微細藻類の培養には、植物インキュベーターというものを用いている。うちの研究室では、トミー精工やパナソニックなどの植物インキュベータなどを用いている。これらを用いて、温度や光強度を制御している。また、自作で流路を作製し、二酸化炭素を足した空気を送り込んで微細藻類を培養している。
人工気象器(植物インキュベーター)
植物インキュベーターによる培養では、厳密に温度や光強度などの培養条件を制御できる。一方で、応用展開を考えた場合、必ずしもこれらのパラメータがすべて厳密に制御できるとは限らない。むしろ、スケールアップすればするほど制御できない部分が出てくるのである。
また、大量に培養する際に、巨大な植物インキュベーターを作るのはコストがかかる。
そこで、応用展開に向けて培養法そのものを開発していく必要がある。
実用化されている微細藻類では、野外のプールで培養されていることが多い。オープンポンド(開放池)やレースウェイなどと呼ばれる培養系で培養されることが多い。
そのほかにもプラスチックバック、いわゆるビニール袋のようなものに入れて微細藻類を培養したり、展示パネルのように固体にくっつけて培養するなどの方法で培養しているベンチャー企業もある。
しかし、このように色々な方法があるということは、裏を返すと最適な培養方法が見つかっていない、培養方法そのものに研究の余地があるとも言える。
微細藻類の場合、他の発酵に用いる微生物と異なる点は、光を要求することである。産業に用いる場合、できれば少ない容量の培養系で高密度に育つようにしたいのであるが、育てば育つほど培養液が濃くなり、光が届かなくなってしまう。この光が届かないことが律速となり、増殖が止まってしまうのが微細藻類の難しさである。
現在では、できる限り浅いプールなどで培養するであるが、そこが浅い分容積が稼げず、広大な敷地が必要となってしまう。
そこで環境バイオテクノロジー研究室でも色々な培養方法の開発を行っている。
写真はプラスチックチューブで培養した図である。内径は6mmである。
これは単細胞性シアノバクテリアであるシネコシスティスの培養の様子である。左上に写っているのがチューブポンプと言って、チューブを連続的にこすることによって中の液を移動させるポンプである。全長5mくらいのチューブで培養してみた。
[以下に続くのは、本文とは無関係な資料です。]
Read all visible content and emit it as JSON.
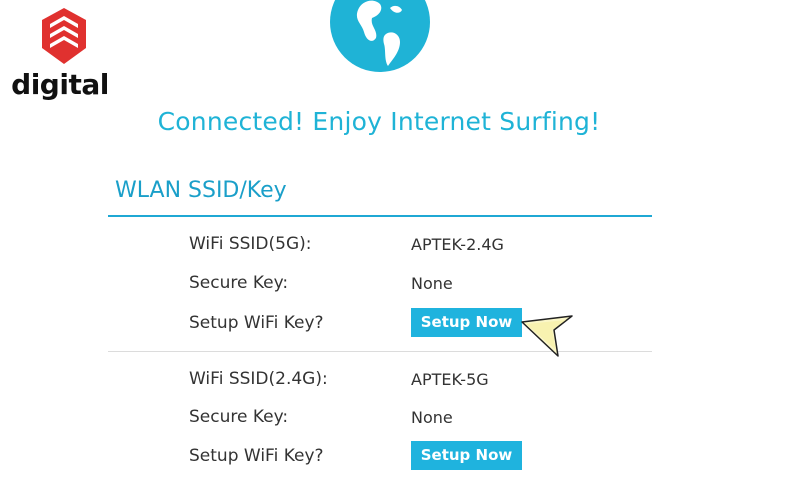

左端に見える温浴で一部の細胞を最適温度である30度に温めて、全体を循環させている。また、その部分には1%の二酸化炭素を含む空気を導入し、光合成を促進させている。
光がよく当たるように、こんな風にチューブを窓にかけてみた。これで光合成がよく働きたくさん増えるはず・・・であった。
が、実際にやってみると、ポンプの力が弱く、ところどころで細胞が溜まってしまっていた。ポンプの力を強くすれば可能かもしれないが、あまりにも大量のエネルギーを投入したのでは、環境技術の意味がなくなってしまう。
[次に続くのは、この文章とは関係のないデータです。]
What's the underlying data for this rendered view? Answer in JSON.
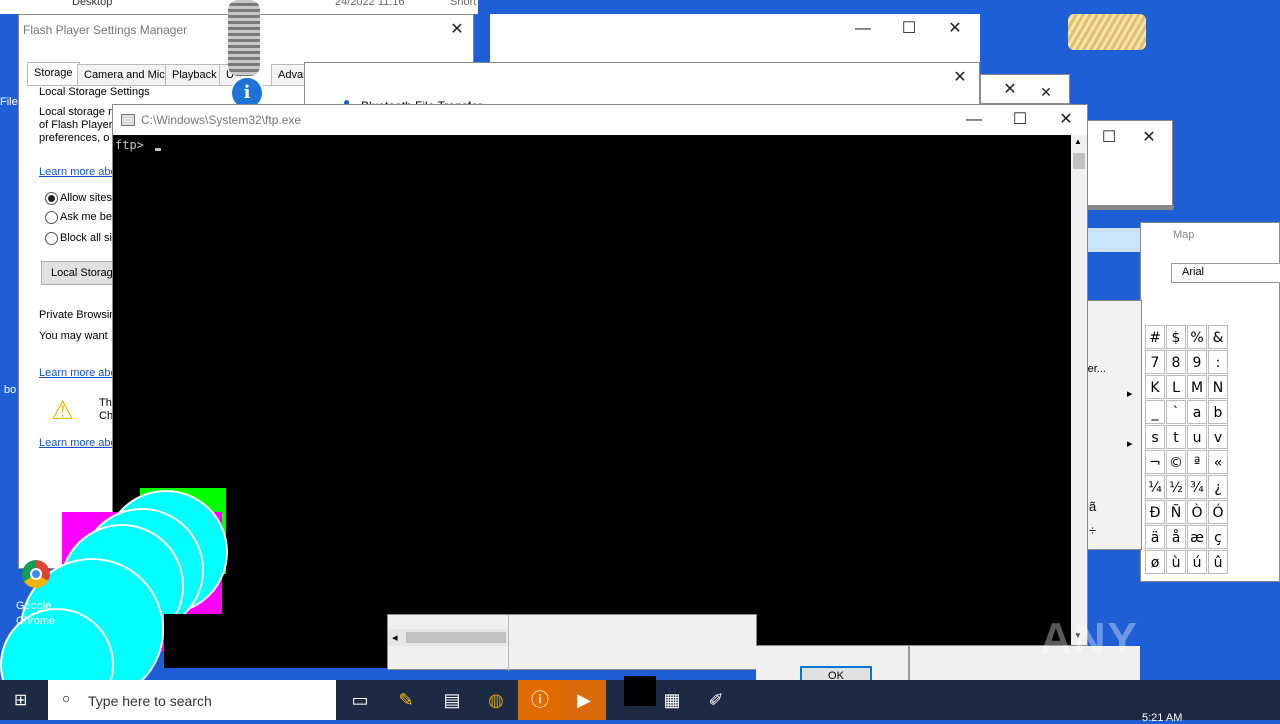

ということで、やってはみたものの、研究室レベルではチューブ培養はあまりうまくいかなかった。ただし、今回はチューブポンプを使ったが、攪拌に自然エネルギーなどを使えればよいかもしれない。川沿いにある水車が良い例である。川の流れの力を利用して、水車を回転させる。このようにうまく組み合わせれば、少ないエネルギーで十分に攪拌できるかもしれない。
ということで、この培養法の開発はあまりうまくはいかなかったのであるが、当研究室ではこのような研究も行っている。新しい培養系の開発を行ってみたい学生も大歓迎である。